“Shareholder value is the dumbest idea in the world.”
– Jack Welch, Financial Times March 13, 2009
“The job of a leader and his or her team is to deliver to commitments in the short term while investing in the long term health of the business… Employees will benefit from job security and better rewards. Customers will benefit from better products or services. Communities will benefit because successful companies and their employees give back. And obviously shareholders will benefit because they can count on companies who will deliver on both their short term commitments and long term vision.”
– Jack Welch, Business Week March 16, 2009
“We try never to forget that medicine is for the people. It is not for the profits. The profits follow, and if we have remembered that, they have never failed to appear. The better we have remembered it, the larger they have been.”
– George Merck, speech to Medical College of Virginia, December 1, 1950
“We believe that our first responsibility is to the doctors, nurses and patients, to mothers and fathers and all others who use our products and services.
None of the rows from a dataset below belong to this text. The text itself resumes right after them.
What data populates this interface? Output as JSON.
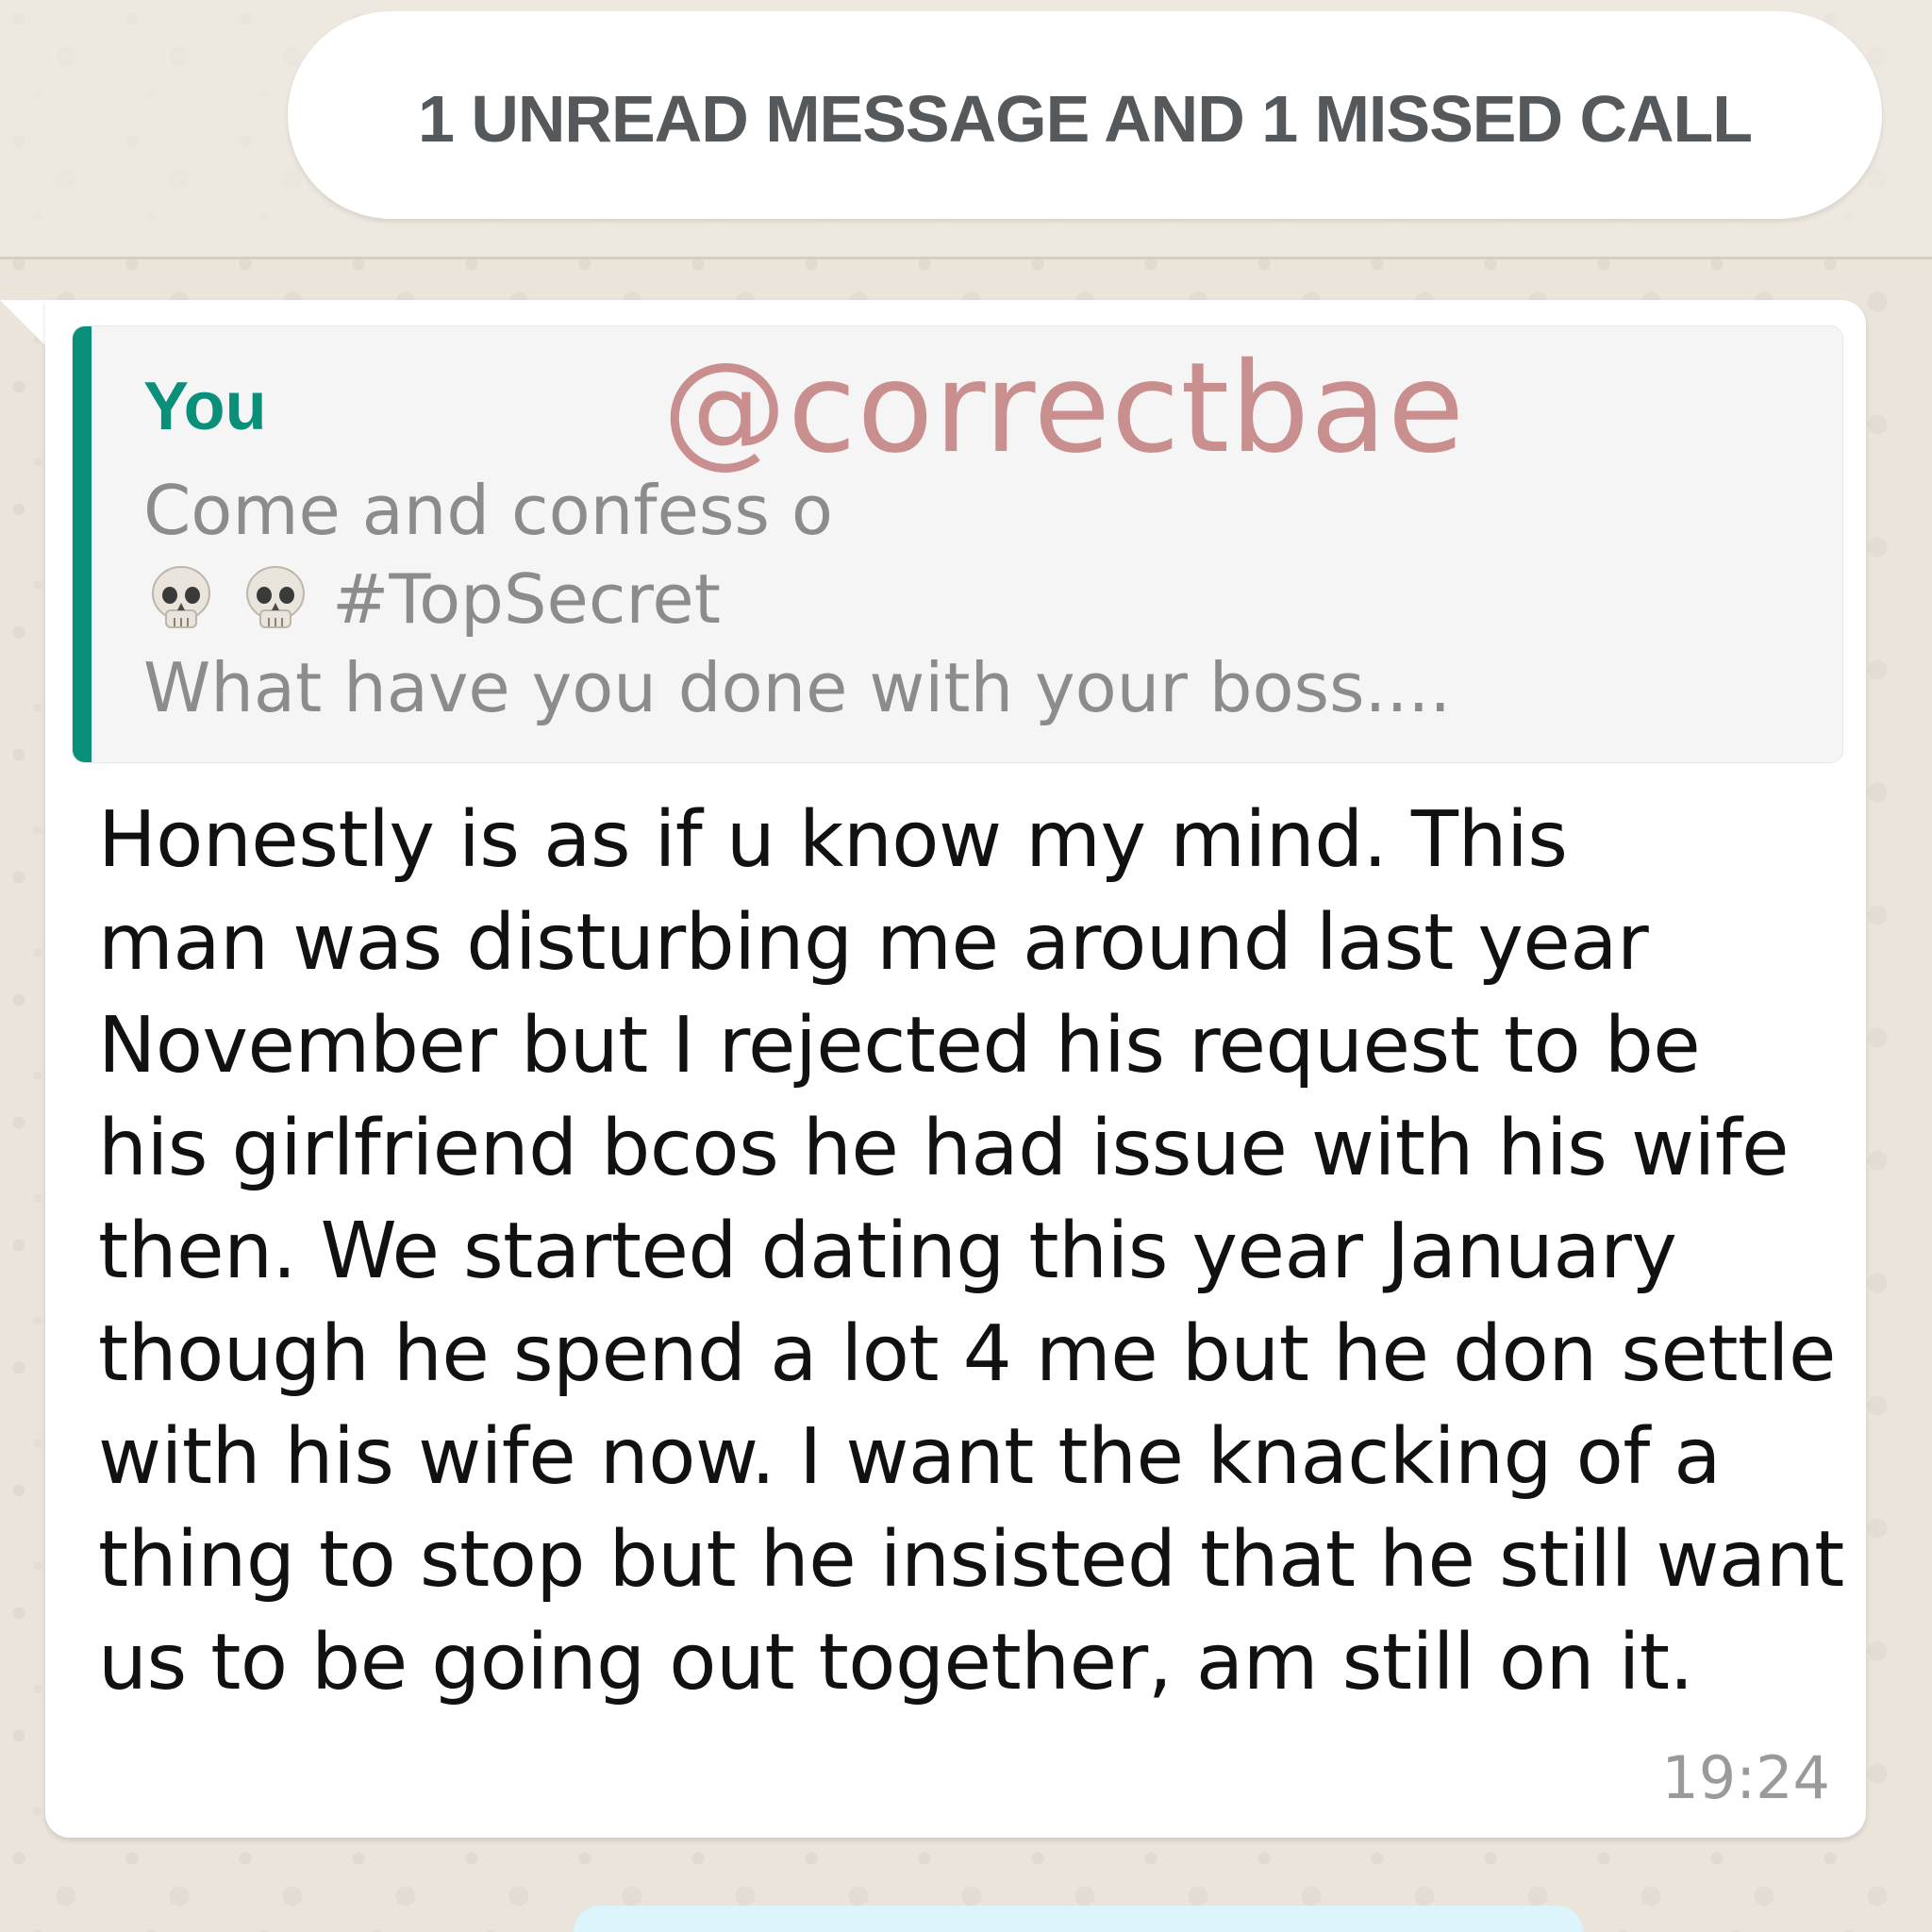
{
  "banner": {
    "text": "1 UNREAD MESSAGE AND 1 MISSED CALL"
  },
  "message": {
    "quote": {
      "author": "You",
      "watermark": "@correctbae",
      "line1": "Come and confess o",
      "line2_emoji": "skull-icon x2",
      "line2_text": "#TopSecret",
      "line3": "What have you done with your boss...."
    },
    "body_lines": [
      "Honestly is as if u know my mind. This",
      "man was disturbing me around last year",
      "November but I rejected his request to be",
      "his girlfriend bcos he had issue with his wife",
      "then. We started dating this year January",
      "though he spend a lot 4 me but he don settle",
      "with his wife now. I want the knacking of a",
      "thing to stop but he insisted that he still want",
      "us to be going out together, am still on it."
    ],
    "time": "19:24"
  },
  "colors": {
    "quote_accent": "#0a8f7a",
    "watermark": "#c98e8e",
    "background": "#ece5dd"
  }
}
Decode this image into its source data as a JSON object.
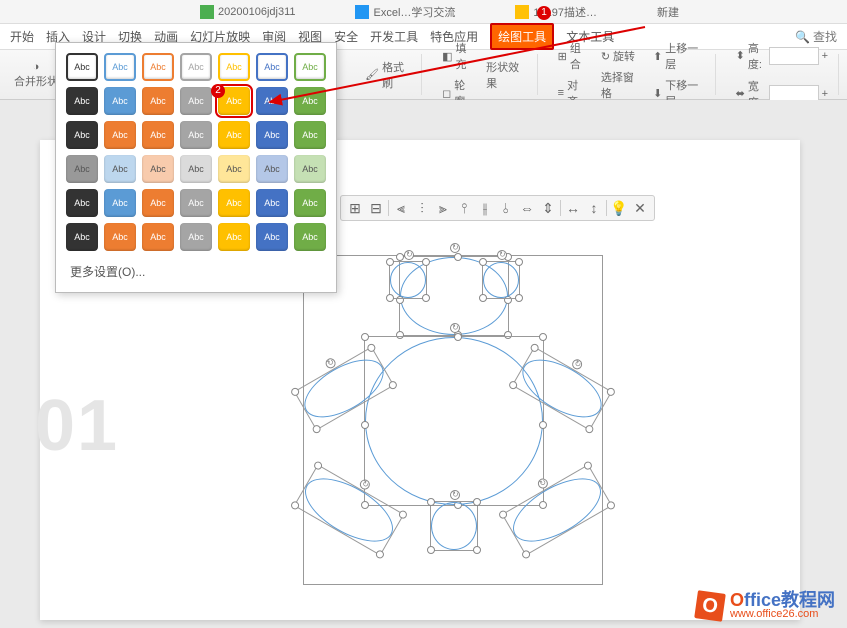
{
  "tabs": [
    {
      "label": "20200106jdj311",
      "color": "green"
    },
    {
      "label": "Excel…学习交流",
      "color": "blue"
    },
    {
      "label": "19197描述…",
      "color": "yellow"
    }
  ],
  "new_tab": "新建",
  "menu": {
    "items": [
      "开始",
      "插入",
      "设计",
      "切换",
      "动画",
      "幻灯片放映",
      "审阅",
      "视图",
      "安全",
      "开发工具",
      "特色应用"
    ],
    "active": "绘图工具",
    "after": [
      "文本工具"
    ],
    "search": "查找"
  },
  "callouts": {
    "one": "1",
    "two": "2"
  },
  "ribbon": {
    "merge_shapes": "合并形状",
    "fill": "填充",
    "outline": "轮廓",
    "shape_effects": "形状效果",
    "format_painter": "格式刷",
    "align": "对齐",
    "group": "组合",
    "rotate": "旋转",
    "selection_pane": "选择窗格",
    "bring_forward": "上移一层",
    "send_backward": "下移一层",
    "height": "高度:",
    "width": "宽度:"
  },
  "gallery": {
    "swatch_label": "Abc",
    "more": "更多设置(O)...",
    "rows": [
      {
        "type": "outline",
        "colors": [
          "#333",
          "#5B9BD5",
          "#ED7D31",
          "#A5A5A5",
          "#FFC000",
          "#4472C4",
          "#70AD47"
        ]
      },
      {
        "type": "solid",
        "colors": [
          "#333",
          "#5B9BD5",
          "#ED7D31",
          "#A5A5A5",
          "#FFC000",
          "#4472C4",
          "#70AD47"
        ]
      },
      {
        "type": "solid",
        "colors": [
          "#333",
          "#ED7D31",
          "#ED7D31",
          "#A5A5A5",
          "#FFC000",
          "#4472C4",
          "#70AD47"
        ]
      },
      {
        "type": "light",
        "colors": [
          "#999",
          "#BDD7EE",
          "#F8CBAD",
          "#DBDBDB",
          "#FFE699",
          "#B4C7E7",
          "#C5E0B4"
        ]
      },
      {
        "type": "solid",
        "colors": [
          "#333",
          "#5B9BD5",
          "#ED7D31",
          "#A5A5A5",
          "#FFC000",
          "#4472C4",
          "#70AD47"
        ]
      },
      {
        "type": "solid",
        "colors": [
          "#333",
          "#ED7D31",
          "#ED7D31",
          "#A5A5A5",
          "#FFC000",
          "#4472C4",
          "#70AD47"
        ]
      }
    ],
    "selected": {
      "row": 1,
      "col": 4
    }
  },
  "slide": {
    "number": "01"
  },
  "watermark": {
    "title_accent": "O",
    "title_rest": "ffice教程网",
    "url": "www.office26.com"
  }
}
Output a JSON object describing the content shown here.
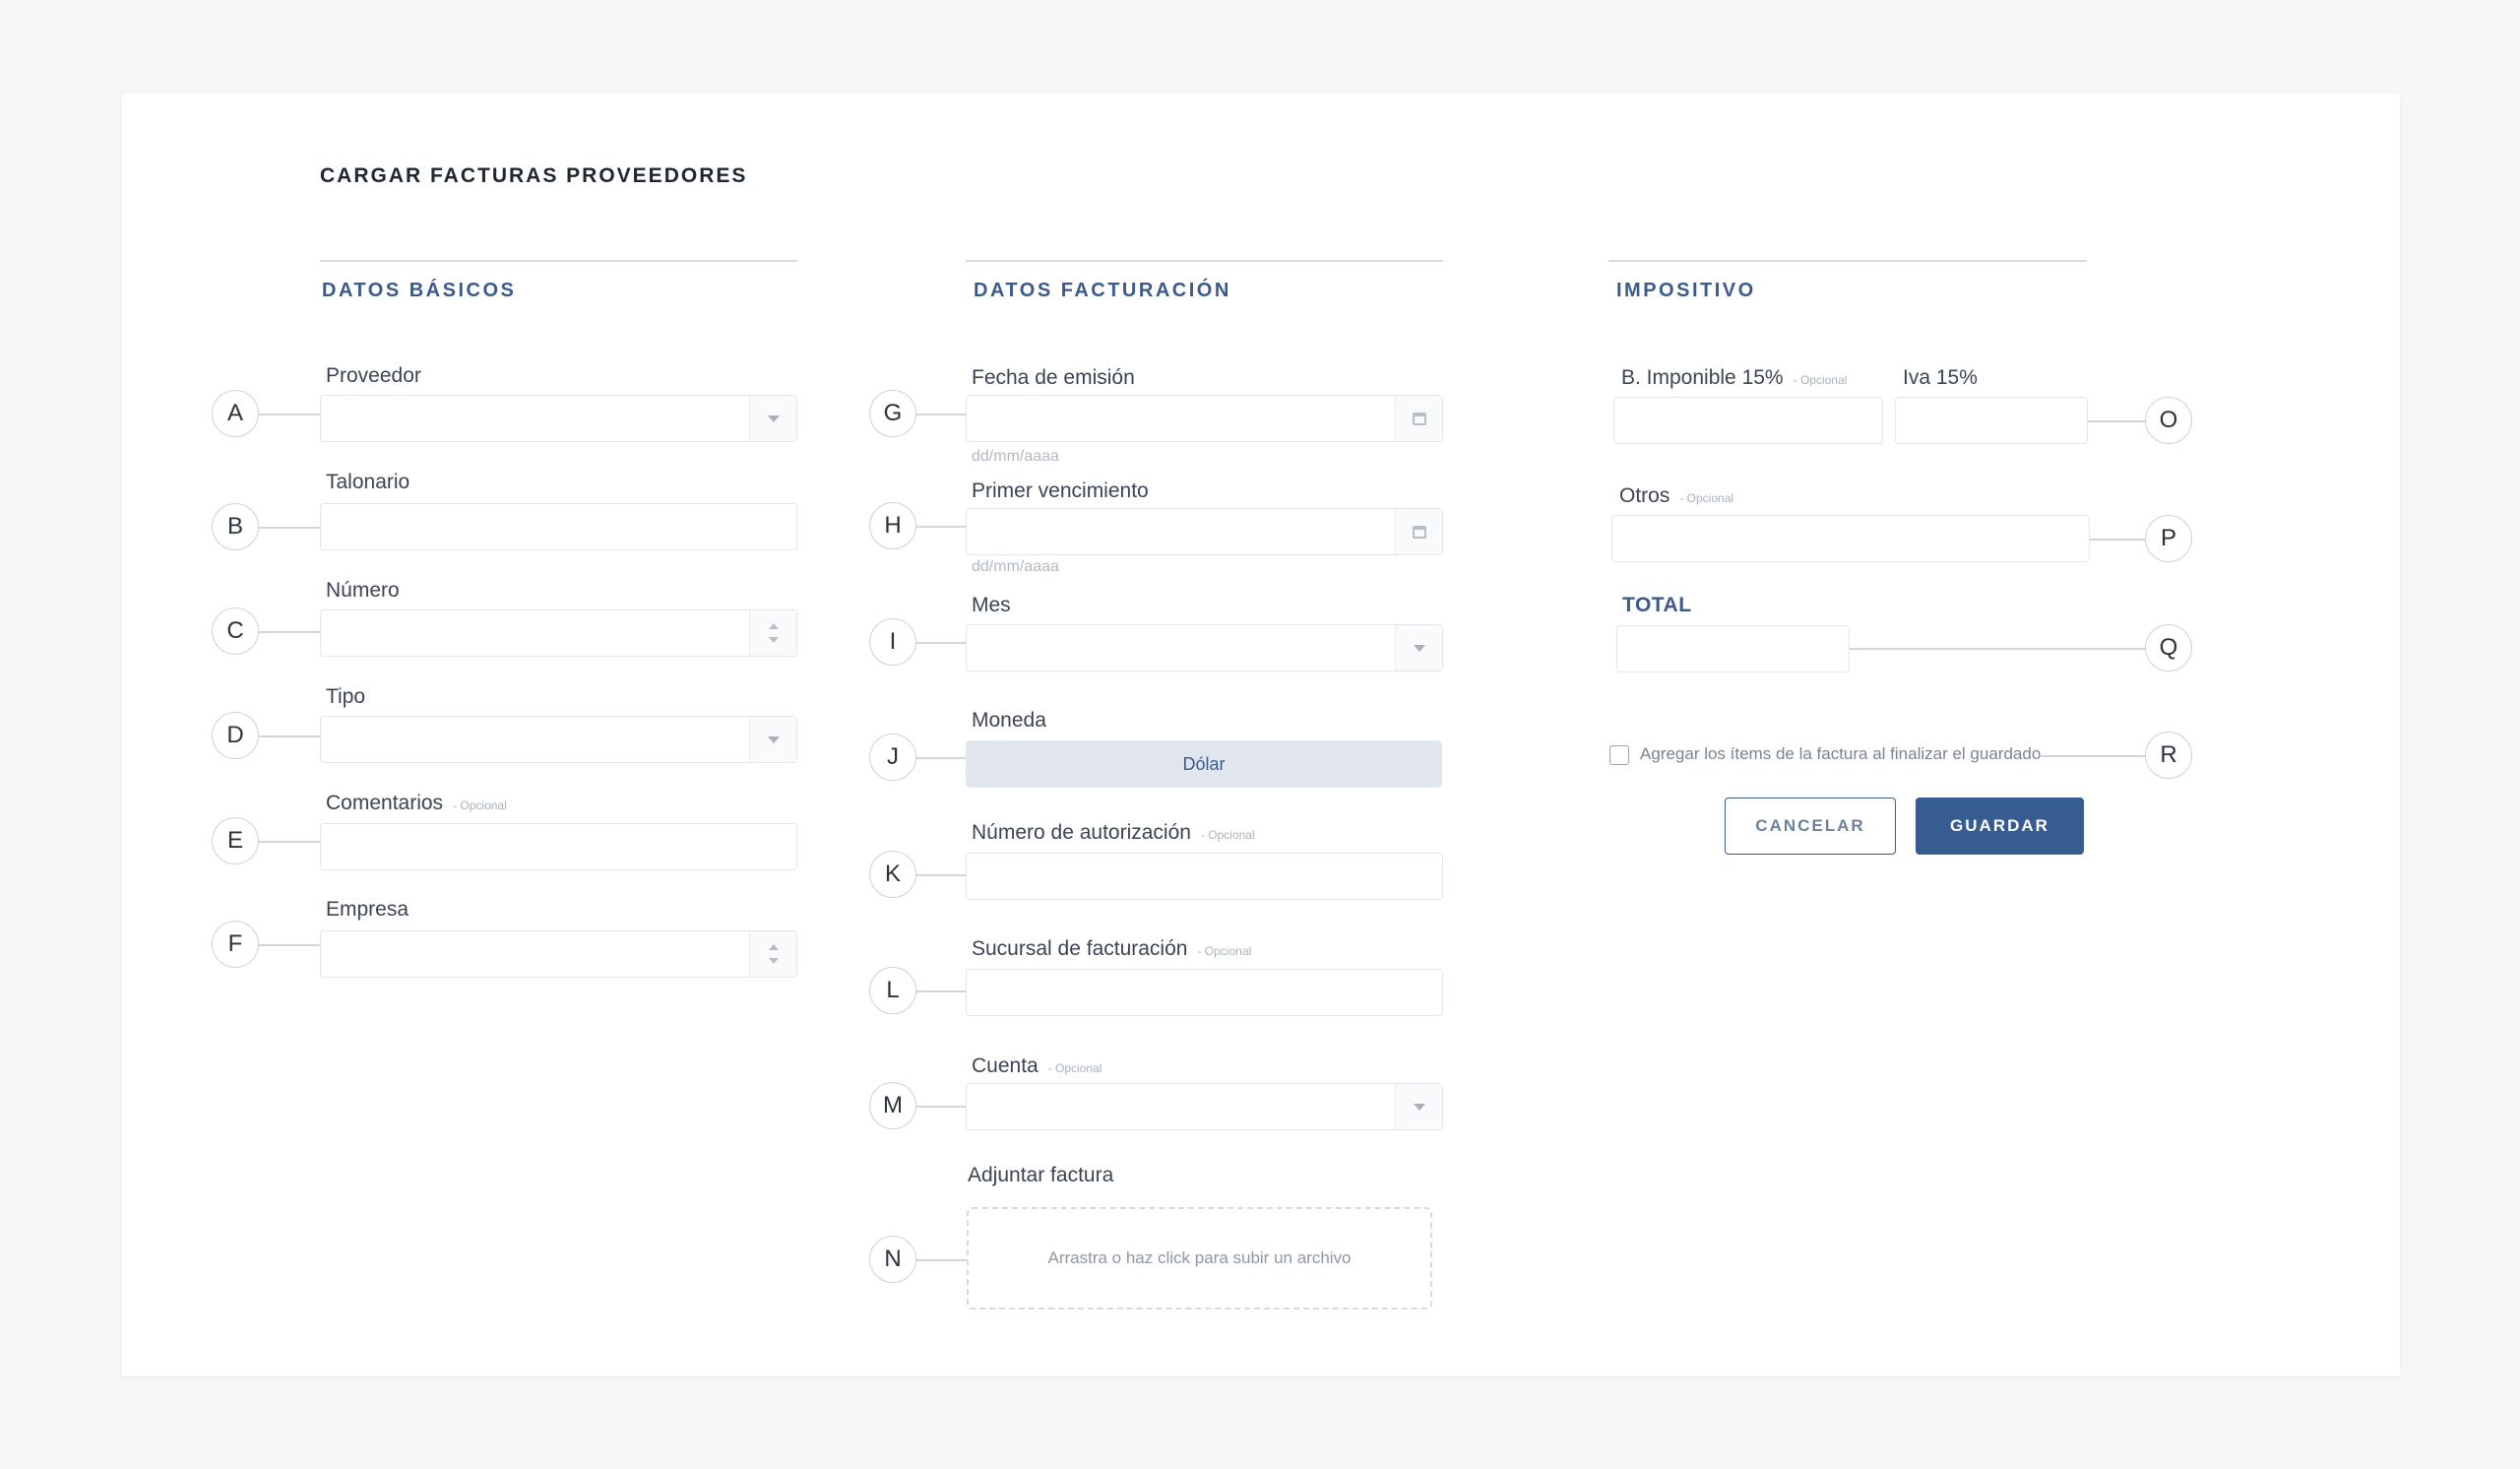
{
  "page": {
    "title": "CARGAR FACTURAS PROVEEDORES"
  },
  "sections": {
    "basicos": "DATOS BÁSICOS",
    "facturacion": "DATOS FACTURACIÓN",
    "impositivo": "IMPOSITIVO"
  },
  "optional_tag": "- Opcional",
  "fields": {
    "proveedor": "Proveedor",
    "talonario": "Talonario",
    "numero": "Número",
    "tipo": "Tipo",
    "comentarios": "Comentarios",
    "empresa": "Empresa",
    "fecha_emision": "Fecha de emisión",
    "primer_vencimiento": "Primer vencimiento",
    "mes": "Mes",
    "moneda": "Moneda",
    "numero_autorizacion": "Número de autorización",
    "sucursal_facturacion": "Sucursal de facturación",
    "cuenta": "Cuenta",
    "adjuntar_factura": "Adjuntar factura",
    "b_imponible": "B. Imponible 15%",
    "iva": "Iva 15%",
    "otros": "Otros",
    "total": "TOTAL"
  },
  "date_hint": "dd/mm/aaaa",
  "moneda_value": "Dólar",
  "upload_text": "Arrastra o haz click para subir un archivo",
  "checkbox_label": "Agregar los ítems de la factura al finalizar el guardado",
  "buttons": {
    "cancel": "CANCELAR",
    "save": "GUARDAR"
  },
  "markers": [
    "A",
    "B",
    "C",
    "D",
    "E",
    "F",
    "G",
    "H",
    "I",
    "J",
    "K",
    "L",
    "M",
    "N",
    "O",
    "P",
    "Q",
    "R"
  ]
}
When we operate according to these principles, the stockholders should realize a fair return.”
– Robert Johnson, Chairman of Johnson & Johnson, 1943 J&J Credo
I’ve been re-reading all the pages I folded down in Obliquity by John Kay. It’s a book that never achieved widespread popularity but is worth reading.
This is something I’ve been stewing on recently. I hate the comments that frequently escape the mouths of middle to senior management regarding increasing shareholder value as if that is a lead measure I can drive.
Great perspective – excited to give this one a read.
I think you hit the nail on the head – it’s a high-level statement that is vague and not directly actionable. This brings to mind the example from Switch by Dan and Chip Heath where the nonprofit wants to increase child literacy prior to kindergarten. By creating an actionable message to “Read a book a day”, they accomplished their goal.